Tevfik Fikret evin hemen arkasında bulunan Robert Kolejinde Öğretmenlik yapmaktaydı. Tevfik Fikret evinden Robert Kolejine bir köprü yaptırmıştır. Bu köprünün mimarı da yine Tevfik Fikret’tir. Bazı günler sabaha kadar çalışan Tevfik Fikret, eşini rahatsız etmemek için o kapıdan sessizce çıkıp, çalıştığı okula gidermiş. Böyle bir çalışma aşkı, karşısında bize sadece hayranlık duymak düşer. Bu odada aynı zamanda “Yağma Sofrası” başlıklı ünlü şiirini kaleme almıştır. İttihak ve Teraki, padişahı zora sokan her türlü eylemi yapmaya başlamış, ülkeyi de yavaş yavaş sömürmeye başlamıştır. O örgütün içerisinde bulunan arkadaşlarına karşı çıkmıştır ve şu mısraları yazmıştır; “Verir fukara memeleket nesi var nesi yok hepsini. Canını, malını, düşünü ve umudunu. Rahatlığını, sağlığını içinin bütün ateşini. Yiyin efendiler yiyin, bu iştah veren sofra sizin. Doyuncaya kadar, tıkrısıncaya kadar, patlayıncaya kadar yiyin.” der.

Bu odayı geride bırakıp, Tevfik Fikret’in yatak odasına geçiyoruz. Bu odada da önemli birçok eser bulunmaktadır. Yatak odasına girdiğiniz zaman hemen sol tarafınızda, Türkiye’nin ilk maskı bulunmaktadır. Mihri Müşfik, Tevfik Fikret vefat eder etmez hemen yüzünün maskını almıştır. Bana göre müzenin en değerli parçalarından birisidir.   

Tevfik Fikret’in Maskı

Hemen biraz ilerideki dolapta ise Atatürk’ün Aşiyan ziyaretinde yazdığı notlar bulunmaktadır. Atatürk, Tevfik Fikret’e çok fazla önem vermiştir. Ve deftere şunları yazmıştır: “Anma ziyaretinde bulunarak övünürüm, Fikret dostları.”. Bir nokta daha çok hoşuma gitmiştir. Odanın o eşsiz manzaraya açılan penceresidir. Her sabah burada uyanan Tevfik Fikret, bu pencere önünde dakikalarca düşünürmüş.

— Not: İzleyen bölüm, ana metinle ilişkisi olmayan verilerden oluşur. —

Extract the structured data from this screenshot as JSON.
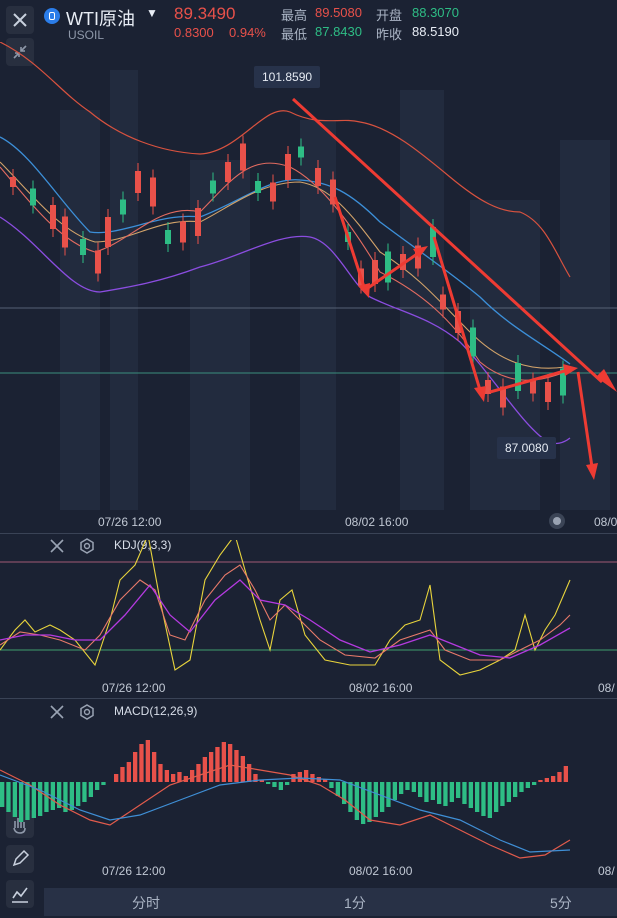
{
  "header": {
    "title": "WTI原油",
    "symbol": "USOIL",
    "price": "89.3490",
    "change": "0.8300",
    "change_pct": "0.94%",
    "high_label": "最高",
    "high_value": "89.5080",
    "open_label": "开盘",
    "open_value": "88.3070",
    "low_label": "最低",
    "low_value": "87.8430",
    "prev_close_label": "昨收",
    "prev_close_value": "88.5190"
  },
  "main_chart": {
    "max_tag": "101.8590",
    "min_tag": "87.0080",
    "x_labels": [
      "07/26 12:00",
      "08/02 16:00",
      "08/0"
    ]
  },
  "kdj": {
    "label": "KDJ(9,3,3)",
    "x_labels": [
      "07/26 12:00",
      "08/02 16:00",
      "08/"
    ]
  },
  "macd": {
    "label": "MACD(12,26,9)",
    "x_labels": [
      "07/26 12:00",
      "08/02 16:00",
      "08/"
    ]
  },
  "tabs": [
    "分时",
    "1分",
    "5分"
  ],
  "colors": {
    "up": "#e8514a",
    "down": "#2ebd85",
    "bg": "#1b2233"
  }
}
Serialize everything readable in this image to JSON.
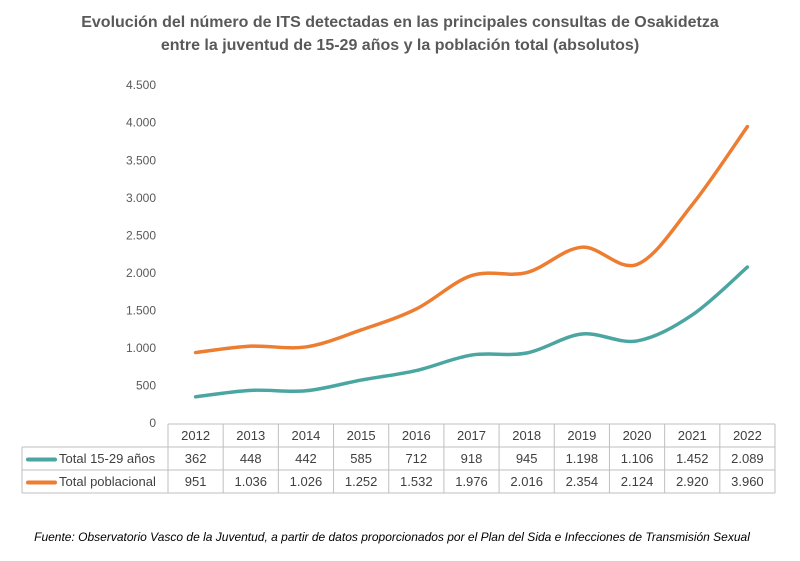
{
  "chart_data": {
    "type": "line",
    "title": [
      "Evolución del número de ITS detectadas en las principales consultas de Osakidetza",
      "entre la juventud de 15-29 años y la población total (absolutos)"
    ],
    "categories": [
      "2012",
      "2013",
      "2014",
      "2015",
      "2016",
      "2017",
      "2018",
      "2019",
      "2020",
      "2021",
      "2022"
    ],
    "series": [
      {
        "name": "Total 15-29 años",
        "color": "#4ba6a1",
        "values": [
          362,
          448,
          442,
          585,
          712,
          918,
          945,
          1198,
          1106,
          1452,
          2089
        ],
        "value_labels": [
          "362",
          "448",
          "442",
          "585",
          "712",
          "918",
          "945",
          "1.198",
          "1.106",
          "1.452",
          "2.089"
        ]
      },
      {
        "name": "Total poblacional",
        "color": "#ed7d31",
        "values": [
          951,
          1036,
          1026,
          1252,
          1532,
          1976,
          2016,
          2354,
          2124,
          2920,
          3960
        ],
        "value_labels": [
          "951",
          "1.036",
          "1.026",
          "1.252",
          "1.532",
          "1.976",
          "2.016",
          "2.354",
          "2.124",
          "2.920",
          "3.960"
        ]
      }
    ],
    "ylim": [
      0,
      4500
    ],
    "yticks": [
      0,
      500,
      {
        "value": 1000,
        "label": "1.000"
      },
      {
        "value": 1500,
        "label": "1.500"
      },
      {
        "value": 2000,
        "label": "2.000"
      },
      {
        "value": 2500,
        "label": "2.500"
      },
      {
        "value": 3000,
        "label": "3.000"
      },
      {
        "value": 3500,
        "label": "3.500"
      },
      {
        "value": 4000,
        "label": "4.000"
      },
      {
        "value": 4500,
        "label": "4.500"
      }
    ],
    "grid": false,
    "source": "Fuente: Observatorio Vasco de la Juventud, a partir de datos proporcionados por el Plan del Sida e Infecciones de Transmisión Sexual"
  }
}
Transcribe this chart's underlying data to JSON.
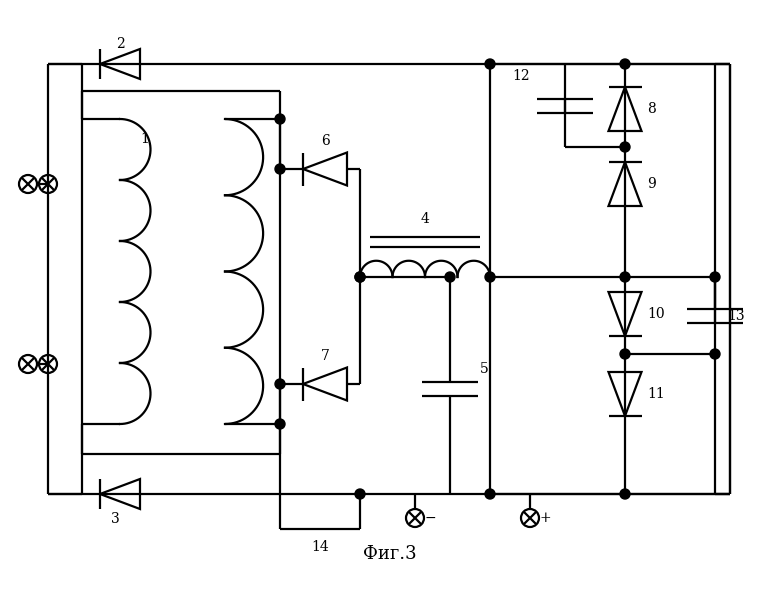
{
  "title": "Фиг.3",
  "bg": "#ffffff",
  "lc": "#000000",
  "lw": 1.6,
  "fs": 10,
  "fig_w": 7.8,
  "fig_h": 5.99
}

açık hava, ağaç, bitki, çayır içeren bir resim

Açıklama otomatik olarak oluşturuldu
Tevfik Fikret’in Yatak Odasının Camından Manzara

Harika bir havaya sahiptir. Herşeyi kendi zevkine göre tasarlayan Tevfik Fikret, odalar içerisinde ve evin içerisinde sadeliğe önem vermiştir. Bu odada yatak Tevfik Fikret’e ait değildir. Eşi tarafından orijinali alınmış, yerine sembolik bir yatak koyulmuştur. Kişisel eşyaların bulunduğu bu kıymetli odadan çıkıp, en alt katta olan Şair Nigar’ın odasına gidiyoruz.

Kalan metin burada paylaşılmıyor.